Developers and investors are discovering that health care real estate may be just what the doctor ordered for a slumping real estate market. The demand for healthcare real estate — namely medical office buildings — has remained strong despite skyrocketing vacancies in the national office market.
Occupancy rates for medical office space top 90%, sources say, thanks in part to long-term leases and minimal turnover among physician tenants. In contrast, the traditional office market has struggled with a vacancy rate of about 16.6% nationally for the past year, reports CB Richard Ellis.
“In the last two years, the healthcare real estate niche has become red hot,” says Bob Rosenthal, president of San Diego-based Pacific Medical Buildings. Rosenthal will serve on a panel discussion on “Development and Investment Opportunities in Health Care Real Estate” at the annual National Association of Industrial and Office Properties (NAIOP) conference Oct. 19-22 in San Diego.
Health care real estate represents a relatively small segment of the commercial real estate market — an estimated 5%, according to industry experts. However, this real estate niche is benefiting from a burgeoning health care industry. U.S. health care spending totaled $1.54 trillion in 2002, and is expected to more than double to $3.1 trillion by 2012, according to the Center for Medicare & Medicaid Services.
That growth coupled with stable returns has piqued investor interest. The health care real estate panel, which will be held Oct. 21, will provide an overview on trends affecting medical office buildings. In addition, panelists will offer insights on how medical office space differs from typical commercial space in terms of design, construction, financing and property management.
Barriers to Entry
Medical office space is not an easy niche to break into. “Financially, they are good deals. But for a general office developer to think this is just another type of office building, you would be making a mistake because these buildings are very difficult to manage,” Rosenthal says. Physician tenants typically require more hand holding, he says, and there are greater maintenance and upkeep issues due to the high volume of patient traffic.

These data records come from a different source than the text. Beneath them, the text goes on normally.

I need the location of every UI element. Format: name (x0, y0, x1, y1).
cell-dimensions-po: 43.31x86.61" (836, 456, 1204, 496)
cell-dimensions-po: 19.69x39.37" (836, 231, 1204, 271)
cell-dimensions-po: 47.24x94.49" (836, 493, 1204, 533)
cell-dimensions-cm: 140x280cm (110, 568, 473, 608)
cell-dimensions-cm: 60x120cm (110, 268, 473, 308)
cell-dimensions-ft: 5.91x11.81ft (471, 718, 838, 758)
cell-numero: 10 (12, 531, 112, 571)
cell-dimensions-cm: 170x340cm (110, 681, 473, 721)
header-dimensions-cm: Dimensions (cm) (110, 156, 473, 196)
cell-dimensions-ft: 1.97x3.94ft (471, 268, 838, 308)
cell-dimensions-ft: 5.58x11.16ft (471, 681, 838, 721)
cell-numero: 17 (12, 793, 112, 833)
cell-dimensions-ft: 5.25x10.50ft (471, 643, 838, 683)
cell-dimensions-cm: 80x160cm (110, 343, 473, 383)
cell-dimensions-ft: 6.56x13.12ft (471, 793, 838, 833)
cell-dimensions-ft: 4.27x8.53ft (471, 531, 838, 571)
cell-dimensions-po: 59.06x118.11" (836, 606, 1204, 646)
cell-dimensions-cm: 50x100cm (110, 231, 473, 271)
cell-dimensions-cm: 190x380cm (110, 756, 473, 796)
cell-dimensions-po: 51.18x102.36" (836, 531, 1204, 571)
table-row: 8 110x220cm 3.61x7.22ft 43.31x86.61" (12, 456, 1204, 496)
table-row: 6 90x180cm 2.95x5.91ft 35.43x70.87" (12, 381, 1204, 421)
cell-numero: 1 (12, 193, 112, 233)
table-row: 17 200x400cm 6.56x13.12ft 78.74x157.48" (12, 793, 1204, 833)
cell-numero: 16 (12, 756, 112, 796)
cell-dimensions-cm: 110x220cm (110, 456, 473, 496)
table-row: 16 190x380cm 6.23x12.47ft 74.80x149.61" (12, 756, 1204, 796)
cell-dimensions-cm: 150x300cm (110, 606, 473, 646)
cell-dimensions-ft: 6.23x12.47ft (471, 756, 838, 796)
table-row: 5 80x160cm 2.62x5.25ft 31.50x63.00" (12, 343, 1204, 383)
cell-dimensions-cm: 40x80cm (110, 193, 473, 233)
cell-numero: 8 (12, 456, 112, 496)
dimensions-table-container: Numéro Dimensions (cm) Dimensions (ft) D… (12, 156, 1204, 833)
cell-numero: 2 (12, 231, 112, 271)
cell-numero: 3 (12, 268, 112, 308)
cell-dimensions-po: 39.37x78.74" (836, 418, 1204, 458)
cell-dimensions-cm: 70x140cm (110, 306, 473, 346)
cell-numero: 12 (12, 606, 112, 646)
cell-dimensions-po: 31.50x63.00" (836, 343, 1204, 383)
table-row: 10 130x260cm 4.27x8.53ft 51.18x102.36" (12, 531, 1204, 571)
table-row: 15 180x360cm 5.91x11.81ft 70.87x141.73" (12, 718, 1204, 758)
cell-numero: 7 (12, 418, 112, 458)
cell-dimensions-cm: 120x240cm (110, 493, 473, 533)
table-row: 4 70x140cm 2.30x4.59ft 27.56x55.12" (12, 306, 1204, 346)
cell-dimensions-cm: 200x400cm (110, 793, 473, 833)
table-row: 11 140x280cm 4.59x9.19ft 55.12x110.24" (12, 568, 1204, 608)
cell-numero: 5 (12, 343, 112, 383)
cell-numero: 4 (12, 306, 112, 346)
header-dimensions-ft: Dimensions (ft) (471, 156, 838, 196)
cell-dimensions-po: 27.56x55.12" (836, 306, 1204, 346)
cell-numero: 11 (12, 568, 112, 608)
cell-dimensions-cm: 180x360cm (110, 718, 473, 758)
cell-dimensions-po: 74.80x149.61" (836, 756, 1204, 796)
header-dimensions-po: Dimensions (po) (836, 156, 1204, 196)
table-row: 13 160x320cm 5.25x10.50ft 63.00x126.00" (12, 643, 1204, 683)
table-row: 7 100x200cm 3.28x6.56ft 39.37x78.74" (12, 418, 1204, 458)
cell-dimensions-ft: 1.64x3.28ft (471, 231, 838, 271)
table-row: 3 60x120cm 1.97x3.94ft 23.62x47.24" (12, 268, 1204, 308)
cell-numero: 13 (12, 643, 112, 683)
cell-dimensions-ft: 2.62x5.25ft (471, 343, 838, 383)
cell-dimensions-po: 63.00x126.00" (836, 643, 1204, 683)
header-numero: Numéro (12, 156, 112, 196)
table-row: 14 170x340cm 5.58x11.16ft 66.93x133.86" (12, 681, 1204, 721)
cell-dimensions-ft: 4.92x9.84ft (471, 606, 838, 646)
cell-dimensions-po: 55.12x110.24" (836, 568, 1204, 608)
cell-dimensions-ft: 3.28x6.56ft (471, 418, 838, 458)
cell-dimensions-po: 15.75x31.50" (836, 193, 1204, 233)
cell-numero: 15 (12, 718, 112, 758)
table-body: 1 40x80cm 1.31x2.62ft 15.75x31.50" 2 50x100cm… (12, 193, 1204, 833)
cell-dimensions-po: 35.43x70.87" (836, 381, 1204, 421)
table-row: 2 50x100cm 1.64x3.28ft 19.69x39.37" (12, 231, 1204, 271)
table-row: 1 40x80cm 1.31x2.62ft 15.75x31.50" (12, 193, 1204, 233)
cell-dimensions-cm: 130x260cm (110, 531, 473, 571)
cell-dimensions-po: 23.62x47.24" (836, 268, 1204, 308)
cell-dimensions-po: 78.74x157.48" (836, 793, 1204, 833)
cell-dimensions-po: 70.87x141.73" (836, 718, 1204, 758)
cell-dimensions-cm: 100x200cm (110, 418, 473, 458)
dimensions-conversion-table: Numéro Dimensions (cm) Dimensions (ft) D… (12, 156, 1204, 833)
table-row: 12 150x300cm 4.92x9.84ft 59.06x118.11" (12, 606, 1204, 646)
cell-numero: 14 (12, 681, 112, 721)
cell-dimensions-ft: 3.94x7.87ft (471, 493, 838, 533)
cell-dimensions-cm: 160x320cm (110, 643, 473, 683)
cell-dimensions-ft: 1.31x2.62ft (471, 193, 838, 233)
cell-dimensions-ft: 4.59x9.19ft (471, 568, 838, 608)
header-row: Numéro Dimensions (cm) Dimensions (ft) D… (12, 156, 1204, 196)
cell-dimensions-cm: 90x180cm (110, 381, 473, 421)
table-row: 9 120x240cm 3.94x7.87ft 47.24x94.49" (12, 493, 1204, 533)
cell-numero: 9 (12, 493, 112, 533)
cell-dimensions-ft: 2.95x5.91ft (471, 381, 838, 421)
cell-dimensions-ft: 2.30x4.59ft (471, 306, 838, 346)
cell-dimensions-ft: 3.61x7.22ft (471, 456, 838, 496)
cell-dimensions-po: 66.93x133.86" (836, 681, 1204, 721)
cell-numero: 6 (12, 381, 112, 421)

One way for newcomers to enter the health care market is via joint ventures with an established developer or owner. For example, Health Care Property Investors Inc. (HCPI) formed a joint venture with GE Commercial Finance last fall with the $575 million purchase of MedCap Properties, which included its portfolio of 113 medical office buildings.
Medical office buildings also are more costly to build. The shell construction is much the same as traditional office development. However, the interior buildout is more costly due to unique design requirements. For example, medical office buildings require elaborate HVAC systems, radiation shields and sound control. The build-out on medical office space runs about $80 to $100 per sq. ft. compared with $25 to $35 per sq. ft. for traditional office space.

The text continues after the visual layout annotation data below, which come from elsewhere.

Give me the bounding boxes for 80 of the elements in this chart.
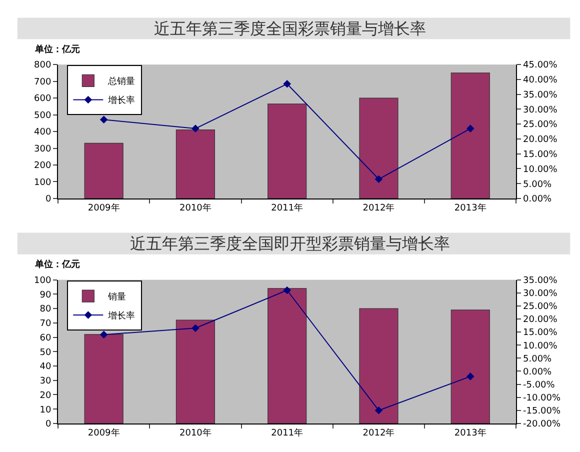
y-tick-label: 200: [34, 161, 52, 172]
x-tick-label: 2010年: [180, 427, 212, 438]
y2-tick-label: 25.00%: [523, 120, 558, 130]
point: [466, 124, 474, 132]
point: [374, 175, 383, 184]
bar: [359, 98, 398, 198]
point: [283, 286, 291, 294]
x-tick-label: 2012年: [362, 202, 395, 214]
point: [283, 80, 291, 88]
y2-tick-label: 25.00%: [523, 302, 558, 312]
y-tick-label: 600: [34, 94, 52, 104]
y2-tick-label: 10.00%: [523, 164, 558, 175]
bar: [84, 142, 124, 198]
y-tick-label: 70: [40, 319, 52, 330]
y2-tick-label: 30.00%: [523, 105, 558, 116]
x-tick-label: 2013年: [454, 202, 486, 214]
bar: [450, 310, 490, 424]
point: [100, 116, 108, 124]
y-tick-label: 700: [34, 77, 52, 88]
y2-tick-label: 45.00%: [523, 60, 558, 71]
chart-title: 近五年第三季度全国彩票销量与增长率: [154, 19, 426, 38]
y2-tick-label: 0.00%: [523, 194, 552, 205]
point: [192, 124, 200, 132]
bar: [176, 130, 215, 198]
y2-tick-label: 35.00%: [523, 276, 558, 286]
x-tick-label: 2011年: [271, 202, 304, 214]
y-tick-label: 500: [34, 110, 52, 121]
y-tick-label: 80: [40, 304, 52, 315]
x-tick-label: 2011年: [271, 427, 304, 438]
y2-tick-label: 15.00%: [523, 328, 558, 338]
y-tick-label: 50: [40, 348, 52, 358]
bar: [268, 104, 307, 198]
y-tick-label: 30: [40, 376, 52, 387]
y2-tick-label: 10.00%: [523, 341, 558, 352]
y2-tick-label: 30.00%: [523, 289, 558, 300]
y2-tick-label: 0.00%: [523, 367, 552, 378]
bar: [176, 320, 215, 424]
x-tick-label: 2013年: [454, 427, 486, 438]
y-tick-label: 90: [40, 290, 52, 300]
y2-tick-label: -10.00%: [523, 393, 562, 404]
point: [100, 330, 108, 339]
y2-tick-label: 5.00%: [523, 354, 552, 364]
y-tick-label: 60: [40, 333, 52, 344]
legend-label: 总销量: [107, 76, 136, 88]
y2-tick-label: 35.00%: [523, 90, 558, 100]
y2-tick-label: -5.00%: [523, 380, 556, 390]
x-tick-label: 2010年: [180, 202, 212, 214]
point: [466, 372, 474, 380]
y2-tick-label: -20.00%: [523, 420, 562, 430]
point: [192, 324, 200, 332]
y-tick-label: 0: [45, 420, 52, 430]
y-tick-label: 400: [34, 128, 52, 138]
y-tick-label: 20: [40, 390, 52, 401]
y-tick-label: 300: [34, 144, 52, 154]
y2-tick-label: 20.00%: [523, 315, 558, 326]
bar: [450, 72, 490, 198]
bar: [359, 308, 398, 424]
bar: [268, 288, 307, 424]
y2-tick-label: 5.00%: [523, 180, 552, 190]
x-tick-label: 2009年: [88, 202, 120, 214]
bar: [84, 334, 124, 424]
x-tick-label: 2012年: [362, 427, 395, 438]
y2-tick-label: 15.00%: [523, 150, 558, 160]
text: 单位：亿元: [34, 44, 80, 55]
y-tick-label: 0: [45, 194, 52, 205]
chart-title: 近五年第三季度全国即开型彩票销量与增长率: [130, 234, 450, 253]
legend-label: 销量: [107, 292, 126, 303]
y-tick-label: 100: [34, 178, 52, 188]
point: [374, 406, 383, 414]
legend-label: 增长率: [107, 95, 136, 106]
y-tick-label: 40: [40, 362, 52, 372]
y2-tick-label: 20.00%: [523, 135, 558, 146]
y2-tick-label: -15.00%: [523, 406, 562, 417]
y-tick-label: 10: [40, 405, 52, 416]
y-tick-label: 800: [34, 60, 52, 71]
y2-tick-label: 40.00%: [523, 76, 558, 86]
x-tick-label: 2009年: [88, 427, 120, 438]
y-tick-label: 100: [34, 276, 52, 286]
text: 单位：亿元: [34, 259, 80, 270]
legend-label: 增长率: [107, 310, 136, 322]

Buying health care real estate isn't cheap, either. “It has become a very competitive market,” notes Chuck Elcan, executive vice president of medical office properties for HCPI, a Long Beach, Calif.-based REIT. Elcan also will serve on the NAIOP panel.
“The incredible demand is driving prices up and cap rates way down,” agrees Rosenthal. Last October, Pacific Medical paid $128 million for a portfolio of 22 medical office buildings from Catholic Healthcare West at a cap rate of 8.65%. Pacific has an offer on the table for one of those same buildings for a cap rate of 6%.
Medical office buildings have sparked the interest of developers in the last few years due to depressed office and industrial markets. However, the sector also has tremendous long-term potential because of the growing demand for medical office space.
The aging population of baby boomers is one factor. The number of Americans age 65 and older is projected to double to 71 million by 2030, accounting for nearly 20% of the total U.S. population. At the same time, new hospitals and medical facilities are following population growth or shifts in certain parts of the country.
“Commercial real estate follows rooftops, and it is the same in health care real estate,” says Murray Wolf, publisher of the newsletter “Healthcare Real Estate Insights,” who will serve as panel moderator. “Once people get a taste of this market, they realize that it is not a short-term play, but that it will be strong for years to come.”
At A Glance
WHAT: NAIOP Annual Conference
WHERE: San Diego Marriott Hotel & Marina in San Diego, Calif.
WHEN: Oct. 19-22
WHO: Approximately 1,000 developers, owners, investors and other real estate executives are expected to attend.